Additionally, differences in follow-up duration between the exposed and non-exposed groups may have influenced fracture incidence. If the exposed group had a shorter follow-up due to mortality or loss to follow-up, their fracture risk could have been underestimated. However, we adjusted for baseline imbalances, and this limitation likely led to a conservative bias. In addition, we excluded activated vitamin D (aVD) from the list of osteoporosis medications evaluated in this study, although aVD is widely used in Japan, especially among elderly patients. This decision was made to align with major international guidelines, which do not consider aVD a standard therapeutic agent for secondary fracture prevention. However, this exclusion may limit the generalizability of our findings within the Japanese clinical context.

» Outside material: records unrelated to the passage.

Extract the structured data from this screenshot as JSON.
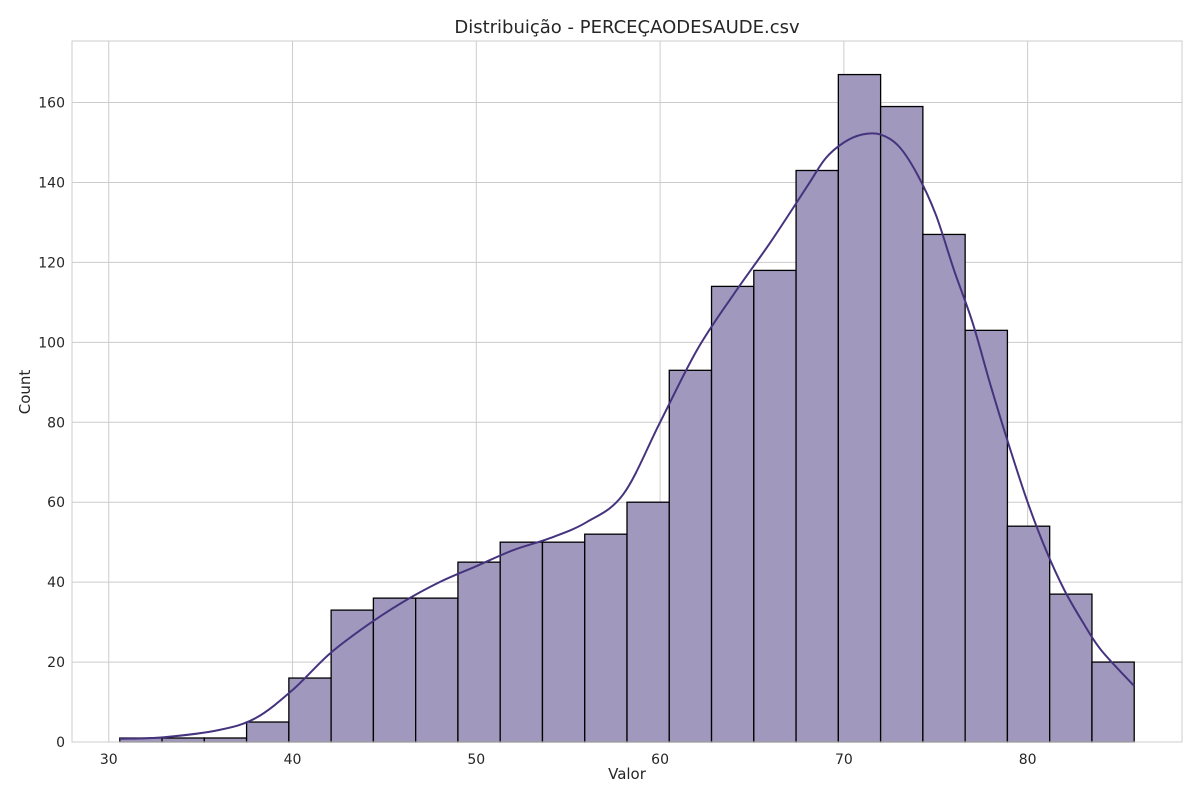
{
  "chart_data": {
    "type": "bar",
    "subtype": "histogram",
    "title": "Distribuição - PERCEÇAODESAUDE.csv",
    "xlabel": "Valor",
    "ylabel": "Count",
    "bin_edges": [
      30.6,
      32.9,
      35.2,
      37.5,
      39.8,
      42.1,
      44.4,
      46.7,
      49.0,
      51.3,
      53.6,
      55.9,
      58.2,
      60.5,
      62.8,
      65.1,
      67.4,
      69.7,
      72.0,
      74.3,
      76.6,
      78.9,
      81.2,
      83.5,
      85.8
    ],
    "values": [
      1,
      1,
      1,
      5,
      16,
      33,
      36,
      36,
      45,
      50,
      50,
      52,
      60,
      93,
      114,
      118,
      143,
      167,
      159,
      127,
      103,
      54,
      37,
      20
    ],
    "kde": {
      "x": [
        30.6,
        33,
        36,
        38,
        40,
        42,
        44,
        46,
        48,
        50,
        52,
        54,
        56,
        58,
        60,
        62,
        64,
        66,
        68,
        69,
        70,
        71,
        72,
        73,
        74,
        75,
        76,
        77,
        78,
        79,
        80,
        81,
        82,
        83,
        84,
        85.8
      ],
      "y": [
        0.8,
        1.2,
        3,
        6,
        13,
        22,
        29,
        35,
        40,
        44,
        48,
        51,
        55,
        62,
        80,
        98,
        112,
        125,
        139,
        146,
        150,
        152,
        152,
        149,
        142,
        132,
        118,
        105,
        89,
        74,
        60,
        48,
        38,
        30,
        23,
        14
      ]
    },
    "xticks": [
      30,
      40,
      50,
      60,
      70,
      80
    ],
    "yticks": [
      0,
      20,
      40,
      60,
      80,
      100,
      120,
      140,
      160
    ],
    "xlim": [
      28.0,
      88.4
    ],
    "ylim": [
      0,
      175.4
    ],
    "grid": true,
    "legend": false,
    "colors": {
      "bar_fill": "#a198be",
      "bar_edge": "#000000",
      "kde_line": "#46337e",
      "grid": "#cccccc",
      "text": "#262626"
    }
  }
}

Finally, although all osteoporosis drugs were used in the same manner, each drug has a different efficacy and safety profile, and a detailed analysis of treatment patterns was not performed. The present findings reflect the preventive effects of all osteoporosis medications combined. Among the medications initiated after the initial fracture, bisphosphonates accounted for 53.3%, human anti-RANKL monoclonal antibody for 7.8%, humanized anti-sclerostin monoclonal antibody for 5.3%, SERM for 5.1%, and parathyroid hormone analogs for 28.6%. Thus, the findings of this study are likely to have been predominantly influenced by bisphosphonates. It should be noted that these results cannot be applied to evaluate the overall or site-specific effects of individual osteoporosis medications on secondary fracture.

Detailed investigations of the therapeutic efficacy and safety profile of each drug are needed. Considering the above limitations, the interpretation of the results, their applicability, and reliability must be carefully evaluated.